= Gondola no Uta =

1915 Japanese romantic ballad

Gondola no Uta (ゴンドラの唄) is a 1915 romantic ballad that was popular in Taishō period Japan. Lyrics were written by Isamu Yoshii, melody by Shinpei Nakayama. The lyrics of the song are presented as the advice of an experienced individual to younger souls regarding the fleeting nature of youth and the caution against missing the opportunities of youth when they are available and before they have passed with growing age.

==Lyrics==

Lyrics in Kanji and Hiragana:

命短し
恋せよ少女

朱き唇
褪せぬ間に

熱き血潮の
冷えぬ間に

明日の月日の
ないものを

命短し
恋せよ少女

いざ手をとりて
彼の舟に

いざ燃ゆる頬を
君が頬に

ここには誰れも
来ぬものを

命短し
恋せよ少女

波に漂う
舟の様に

君が柔手を
我が肩に

ここには人目も
無いものを

命短し
恋せよ少女

黒髪の色
褪せぬ間に

心のほのお
消えぬ間に

今日はふたたび
来ぬものを

In rōmaji:

inochi mijikashi

koi seyo otome

akaki kuchibiru

asenu ma ni

atsuki chishio no

hienu ma ni

asu no tsukihi no

nai mono wo

inochi mijikashi

koi seyo otome

iza te wo torite

ka no fune ni

iza moyuru ho wo

kimiga ho ni

koko ni wa dare mo

konu mono wo

inochi mijikashi

koi seyo otome

nami ni tadayou

fune no yo ni

kimiga yawate wo

waga kata ni

koko niwa hitome mo

nai mono wo

inochi mijikashi

koi seyo otome

kurokami no iro

asenu ma ni

kokoro no honoo

kienu ma ni

kyou wa futatabi

konu mono wo

In English:

life is brief

fall in love, maidens

before the crimson bloom

fades from your lips

before the tides of passion

cool within you,

for there is no such thing

as tomorrow, after all

life is brief

fall in love, maidens

before his hands

take up his boat

before the flush of

his cheeks fades

for there is not a person

who comes hither

life is brief

fall in love, maidens

before the boat drifts away

on the waves

before the hand resting on your shoulder

becomes frail

for there is no reach here

for the sight of others

life is brief

fall in love, maidens

before the raven tresses

begin to fade

before the flames in your hearts

flicker and die

for today, once passed,

is never to come again

==Music==
The music is written in three quarter time as a melancholy waltz in a major key played to a slow meter.

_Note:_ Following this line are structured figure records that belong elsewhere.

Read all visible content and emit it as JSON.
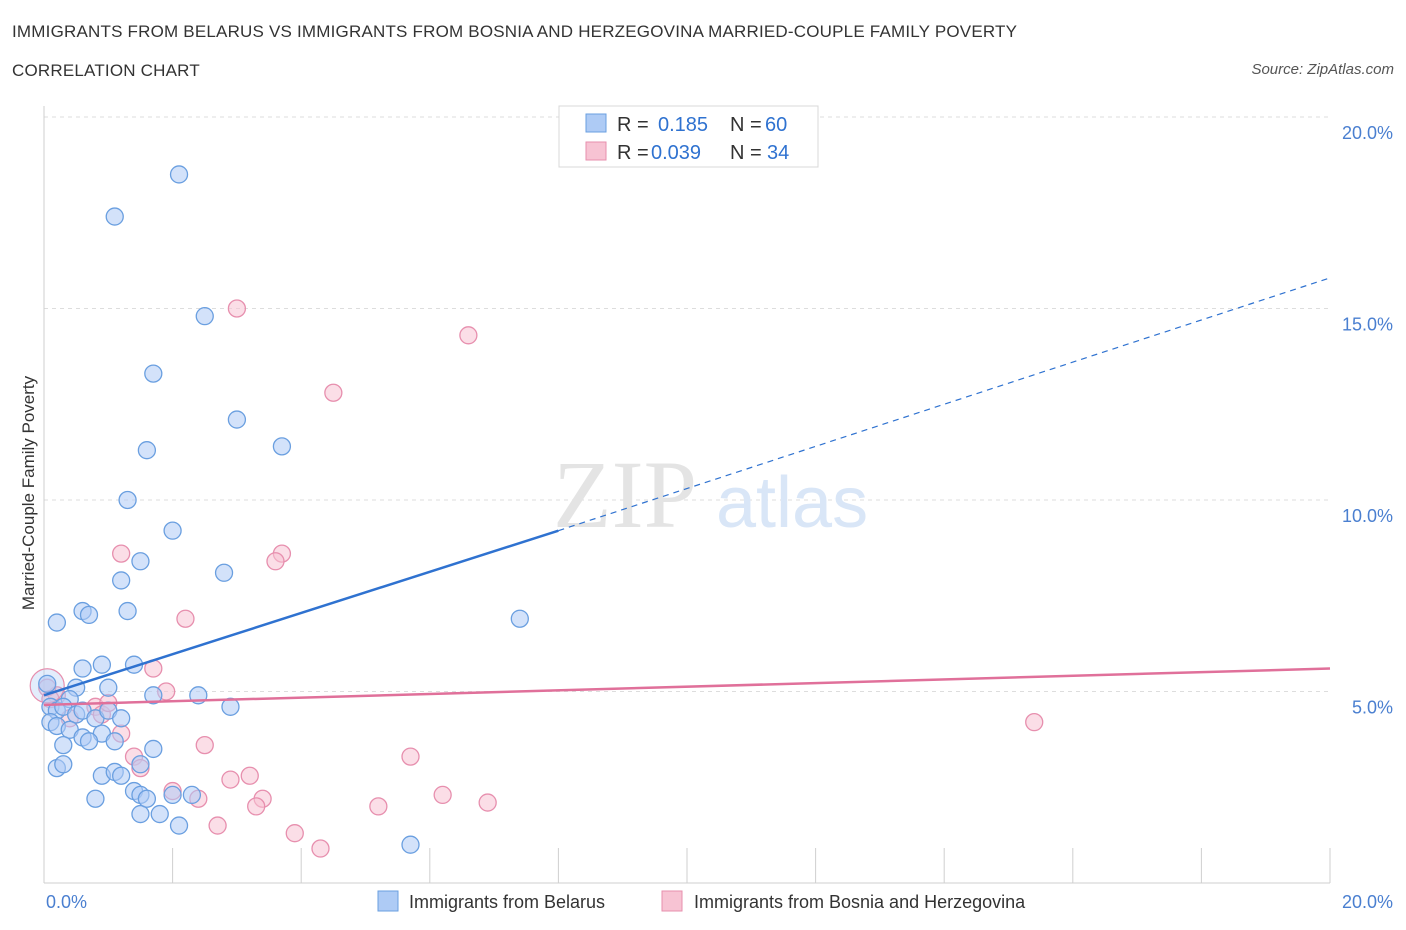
{
  "header": {
    "title_line1": "IMMIGRANTS FROM BELARUS VS IMMIGRANTS FROM BOSNIA AND HERZEGOVINA MARRIED-COUPLE FAMILY POVERTY",
    "title_line2": "CORRELATION CHART",
    "source": "Source: ZipAtlas.com"
  },
  "colors": {
    "blue_fill": "#aecbf5",
    "blue_stroke": "#6a9fe0",
    "blue_line": "#2f72d0",
    "pink_fill": "#f7c3d3",
    "pink_stroke": "#e78fae",
    "pink_line": "#e0709a",
    "tick_text": "#4a7fd0",
    "grid": "#dddddd"
  },
  "chart_data": {
    "type": "scatter",
    "title": "Immigrants from Belarus vs Immigrants from Bosnia and Herzegovina Married-Couple Family Poverty Correlation Chart",
    "xlabel": "",
    "ylabel": "Married-Couple Family Poverty",
    "xlim": [
      0,
      20
    ],
    "ylim": [
      0,
      20
    ],
    "x_tick_labels": [
      "0.0%",
      "20.0%"
    ],
    "y_ticks": [
      5,
      10,
      15,
      20
    ],
    "y_tick_labels": [
      "5.0%",
      "10.0%",
      "15.0%",
      "20.0%"
    ],
    "grid": true,
    "legend_position": "top-center",
    "watermark": {
      "zip": "ZIP",
      "atlas": "atlas"
    },
    "legend": {
      "rows": [
        {
          "r_label": "R =",
          "r_value": "0.185",
          "n_label": "N =",
          "n_value": "60"
        },
        {
          "r_label": "R =",
          "r_value": "0.039",
          "n_label": "N =",
          "n_value": "34"
        }
      ]
    },
    "series": [
      {
        "name": "Immigrants from Belarus",
        "color": "blue",
        "r": 0.185,
        "n": 60,
        "trend": {
          "x0": 0,
          "y0": 4.9,
          "x1": 8,
          "y1": 9.2,
          "dash_to_x": 20,
          "dash_to_y": 15.8
        },
        "points": [
          [
            2.1,
            18.5
          ],
          [
            1.1,
            17.4
          ],
          [
            2.5,
            14.8
          ],
          [
            1.7,
            13.3
          ],
          [
            3.0,
            12.1
          ],
          [
            1.6,
            11.3
          ],
          [
            3.7,
            11.4
          ],
          [
            1.3,
            10.0
          ],
          [
            2.0,
            9.2
          ],
          [
            1.5,
            8.4
          ],
          [
            2.8,
            8.1
          ],
          [
            1.2,
            7.9
          ],
          [
            0.6,
            7.1
          ],
          [
            0.7,
            7.0
          ],
          [
            1.3,
            7.1
          ],
          [
            0.2,
            6.8
          ],
          [
            7.4,
            6.9
          ],
          [
            0.6,
            5.6
          ],
          [
            0.9,
            5.7
          ],
          [
            1.4,
            5.7
          ],
          [
            0.5,
            5.1
          ],
          [
            1.0,
            5.1
          ],
          [
            1.7,
            4.9
          ],
          [
            2.4,
            4.9
          ],
          [
            0.4,
            4.8
          ],
          [
            0.1,
            4.6
          ],
          [
            0.2,
            4.5
          ],
          [
            0.3,
            4.6
          ],
          [
            0.5,
            4.4
          ],
          [
            0.6,
            4.5
          ],
          [
            0.8,
            4.3
          ],
          [
            1.0,
            4.5
          ],
          [
            1.2,
            4.3
          ],
          [
            0.1,
            4.2
          ],
          [
            0.2,
            4.1
          ],
          [
            0.4,
            4.0
          ],
          [
            0.6,
            3.8
          ],
          [
            0.9,
            3.9
          ],
          [
            1.1,
            3.7
          ],
          [
            2.9,
            4.6
          ],
          [
            0.3,
            3.6
          ],
          [
            0.7,
            3.7
          ],
          [
            1.7,
            3.5
          ],
          [
            1.5,
            3.1
          ],
          [
            0.2,
            3.0
          ],
          [
            0.3,
            3.1
          ],
          [
            0.9,
            2.8
          ],
          [
            1.1,
            2.9
          ],
          [
            1.2,
            2.8
          ],
          [
            1.4,
            2.4
          ],
          [
            1.5,
            2.3
          ],
          [
            2.0,
            2.3
          ],
          [
            2.3,
            2.3
          ],
          [
            0.8,
            2.2
          ],
          [
            1.5,
            1.8
          ],
          [
            1.8,
            1.8
          ],
          [
            2.1,
            1.5
          ],
          [
            5.7,
            1.0
          ],
          [
            0.05,
            5.2
          ],
          [
            1.6,
            2.2
          ]
        ]
      },
      {
        "name": "Immigrants from Bosnia and Herzegovina",
        "color": "pink",
        "r": 0.039,
        "n": 34,
        "trend": {
          "x0": 0,
          "y0": 4.65,
          "x1": 20,
          "y1": 5.6
        },
        "points": [
          [
            3.0,
            15.0
          ],
          [
            6.6,
            14.3
          ],
          [
            4.5,
            12.8
          ],
          [
            1.2,
            8.6
          ],
          [
            3.7,
            8.6
          ],
          [
            3.6,
            8.4
          ],
          [
            2.2,
            6.9
          ],
          [
            1.7,
            5.6
          ],
          [
            1.9,
            5.0
          ],
          [
            0.2,
            4.9
          ],
          [
            0.8,
            4.6
          ],
          [
            0.9,
            4.4
          ],
          [
            1.0,
            4.7
          ],
          [
            1.2,
            3.9
          ],
          [
            2.5,
            3.6
          ],
          [
            1.4,
            3.3
          ],
          [
            1.5,
            3.0
          ],
          [
            3.2,
            2.8
          ],
          [
            2.9,
            2.7
          ],
          [
            5.7,
            3.3
          ],
          [
            6.2,
            2.3
          ],
          [
            6.9,
            2.1
          ],
          [
            2.0,
            2.4
          ],
          [
            2.4,
            2.2
          ],
          [
            3.4,
            2.2
          ],
          [
            3.3,
            2.0
          ],
          [
            5.2,
            2.0
          ],
          [
            2.7,
            1.5
          ],
          [
            3.9,
            1.3
          ],
          [
            4.3,
            0.9
          ],
          [
            15.4,
            4.2
          ],
          [
            0.05,
            5.1
          ],
          [
            0.1,
            4.8
          ],
          [
            0.4,
            4.3
          ]
        ]
      }
    ]
  }
}
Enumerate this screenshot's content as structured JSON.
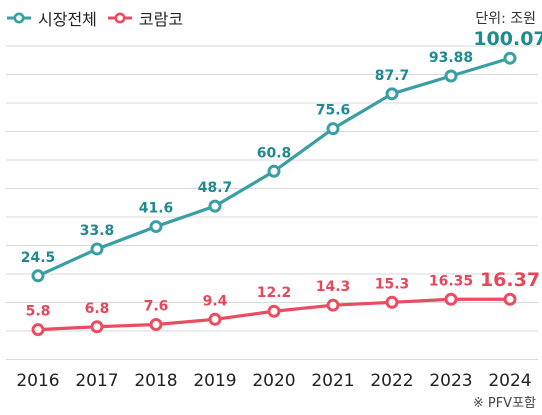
{
  "legend": {
    "series0": "시장전체",
    "series1": "코람코"
  },
  "unit_label": "단위: 조원",
  "footnote": "※ PFV포함",
  "colors": {
    "series0": "#3a9fa5",
    "series1": "#ea4c61",
    "label0": "#1f8a90",
    "label1": "#e8475b",
    "grid": "#d9d9d9"
  },
  "chart_data": {
    "type": "line",
    "x": [
      "2016",
      "2017",
      "2018",
      "2019",
      "2020",
      "2021",
      "2022",
      "2023",
      "2024"
    ],
    "series": [
      {
        "name": "시장전체",
        "values": [
          24.5,
          33.8,
          41.6,
          48.7,
          60.8,
          75.6,
          87.7,
          93.88,
          100.07
        ],
        "labels": [
          "24.5",
          "33.8",
          "41.6",
          "48.7",
          "60.8",
          "75.6",
          "87.7",
          "93.88",
          "100.07"
        ]
      },
      {
        "name": "코람코",
        "values": [
          5.8,
          6.8,
          7.6,
          9.4,
          12.2,
          14.3,
          15.3,
          16.35,
          16.37
        ],
        "labels": [
          "5.8",
          "6.8",
          "7.6",
          "9.4",
          "12.2",
          "14.3",
          "15.3",
          "16.35",
          "16.37"
        ]
      }
    ],
    "ylim": [
      -3,
      105
    ],
    "grid": true,
    "legend_position": "top-left"
  }
}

Its structure is written to accompany four poetic stanzas where the first two verses of each stanza serve as a refrain throughout the entire song.

==In popular culture==
It was used as a theme song in Akira Kurosawa's 1952 film Ikiru. The terminally ill protagonist, played by Takashi Shimura, initially sings this romantic ballad as an expression of loss, and at the end with great contentment. His final performance of the song has been described as "iconic."

The song is also referenced in the Japanese manga titled Fushigi Yûgi: Genbu Kaiden.

This music is also used in a Japanese drama titled Haikei, Chichiue-sama.

The song is sung in Clemens Klopfenstein's film Macao (1988).

The song was also used in the Japanese TV show titled Otomen.

The line "fall in love maidens" (Koi seyo otome) is used as the subtitle of the video game Sakura Wars 4.

From the song, the phrase "Life is short, fall in love, maidens..." (Inochi mijikashi, koi seyo otome...) gained some popularity during the 1990s in Japan. Especially the phrase "Koi Seyo Otome" has been used as the title for several songs and a Japanese television drama.

In the anime series Kirby: Right Back at Ya!, Episode 42, King Dedede sings a version of the famous phrase "Life is short, fall in love, maidens..." (Inochi mijikashi, koi seyo otome...) but replaces "otome" with his own name, "Dedede". He sings this song on a swing set he built similar to the one in the film. However, this was only in the original version and was not translated into English.

The lyrics of the song were used in the novel Boogiepop and Others, as the leitmotif of Kamikishiro Naoko, one of the characters.

In the anime Kitsutsuki Tanteidokoro (Woodpecker Detective's Office), the song was recreated by the group "Now On Air" with mostly similar lyrics.

In the game Bungō to Alchemist (Bungo and Alchemist), character Yoshii Isamu (based on the real-life poet who wrote the lyrics of the song) recites the famous phrase, "Life is short, fall in love, maidens..." (Inochi mijikashi, koi seyo otome...) as one of the log in lines that plays when a player logs into the game.